Thu 16 Aug 2007
What to make of the strong finish in today’s market…? The Dow reversed a full 300 points to finish down only 16 points for the day…? that’s a whopping 3% drop, followed by a 3% rally all in the span of a single trading day.? That kind of action usually signals a short-term bottom, but I’d be careful making that assumption…
We had a similar big one-day reversal as recently as Friday, August 10… the dow hit a low of 12,958 before closing back at 13,239 — a 281 point recovery. What happened next? Bad news on Monday caused this week’s price action, and all of the liquidity injections from the central banks could not get stocks in the black for even a single day (so far).
Interestingly, the Dow and the NDX closed spot on their 200 day moving average. The S&P 500, nasdaq composite, and Russell 2k are all well below their 200 dma. Medium term (1 year+) trend lines have already broken on most of the major indexes.
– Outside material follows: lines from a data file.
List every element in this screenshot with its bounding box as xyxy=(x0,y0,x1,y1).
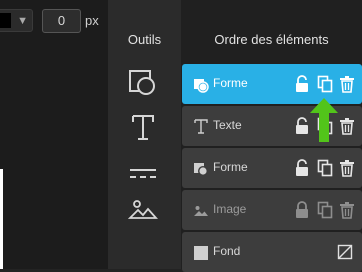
shape-icon xyxy=(194,163,208,176)
image-tool[interactable] xyxy=(127,196,159,226)
text-tool[interactable] xyxy=(128,113,158,143)
layer-label: Forme xyxy=(213,76,248,90)
color-select[interactable]: ▼ xyxy=(0,9,33,32)
image-icon xyxy=(194,206,208,216)
layer-label: Texte xyxy=(213,118,242,132)
background-icon xyxy=(194,246,208,260)
delete-icon[interactable] xyxy=(339,117,355,135)
shape-icon xyxy=(194,79,209,93)
properties-panel: ▼ 0 px xyxy=(0,0,108,269)
unlock-icon[interactable] xyxy=(294,159,310,177)
text-icon xyxy=(194,119,208,134)
delete-icon[interactable] xyxy=(339,75,355,93)
color-swatch xyxy=(0,13,11,28)
layers-title: Ordre des éléments xyxy=(214,32,329,47)
layer-row-fond[interactable]: Fond xyxy=(182,232,362,272)
dropdown-arrow-icon[interactable]: ▼ xyxy=(17,11,28,31)
tools-panel: Outils xyxy=(108,0,181,269)
image-icon xyxy=(127,200,159,219)
layer-label: Image xyxy=(213,202,247,216)
lock-icon[interactable] xyxy=(294,201,310,219)
shape-icon xyxy=(129,70,155,95)
no-fill-icon[interactable] xyxy=(337,243,353,261)
delete-icon[interactable] xyxy=(339,159,355,177)
text-icon xyxy=(132,115,154,140)
pointer-arrow-icon xyxy=(310,98,338,142)
line-tool[interactable] xyxy=(128,159,158,189)
layer-label: Fond xyxy=(213,244,241,258)
unlock-icon[interactable] xyxy=(294,75,310,93)
shape-tool[interactable] xyxy=(128,68,158,98)
tools-title: Outils xyxy=(127,32,162,47)
size-input[interactable]: 0 xyxy=(42,9,81,33)
delete-icon[interactable] xyxy=(339,201,355,219)
duplicate-icon[interactable] xyxy=(317,159,333,177)
line-icon xyxy=(130,169,156,178)
size-unit-label: px xyxy=(85,13,99,28)
layer-row-forme[interactable]: Forme xyxy=(182,148,362,188)
canvas-edge xyxy=(0,169,3,269)
duplicate-icon[interactable] xyxy=(317,75,333,93)
layer-row-image[interactable]: Image xyxy=(182,190,362,230)
duplicate-icon[interactable] xyxy=(317,201,333,219)
unlock-icon[interactable] xyxy=(294,117,310,135)
layer-label: Forme xyxy=(213,160,248,174)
After today’s strength, tomorrow is set up for a bullish day. If there isn’t strength, then most likely we’re going to have some additional jarring drops. If there is strength, then the question of the day will be, how long with the strength last?
Also worthy of note is the yield spread… the 30 year / 3 month has shot up like a bat out of hell. Looking at a longer term view, there’s still a long way to go… And the contraction is happening even while the FOMC has pushed the overnight rate down to 4.9% despite the lip service about not lowering rate targets.
Here’s a quote from Mish:
Yes, already. David Greenlaw at Morgan Stanley noted that although the Fed Fund rate is officially 5.25%, as a result of various Fed open market operations “the funds rate averaged 4.51% yesterday [2007-08-14], and then opened at 4.75% this morning [2007-08-15]. Indeed, the cumulative average for the 2-week maintenance period that ends today is 5.04% — well below the official 5.25% target.” Greenlaw went on to call this a ?temporary? easing of policy on the part of the Fed.
I’ve personally moved to a hedged position — puts offsetting the longs that haven’t hit trailing stops or that I don’t want to sell (yet) for tax reasons…? There might be a sizable bounce over the next few days/weeks, but I’m in capital preservation mode and don’t feel like risking more than is appropriate given the recent price action.
August 16th, 2007 at 9:59 pm
One other thing to add to the market mix tomorrow — equity options are expiring. There’s nothing quite like an expiration day to make matters more complex!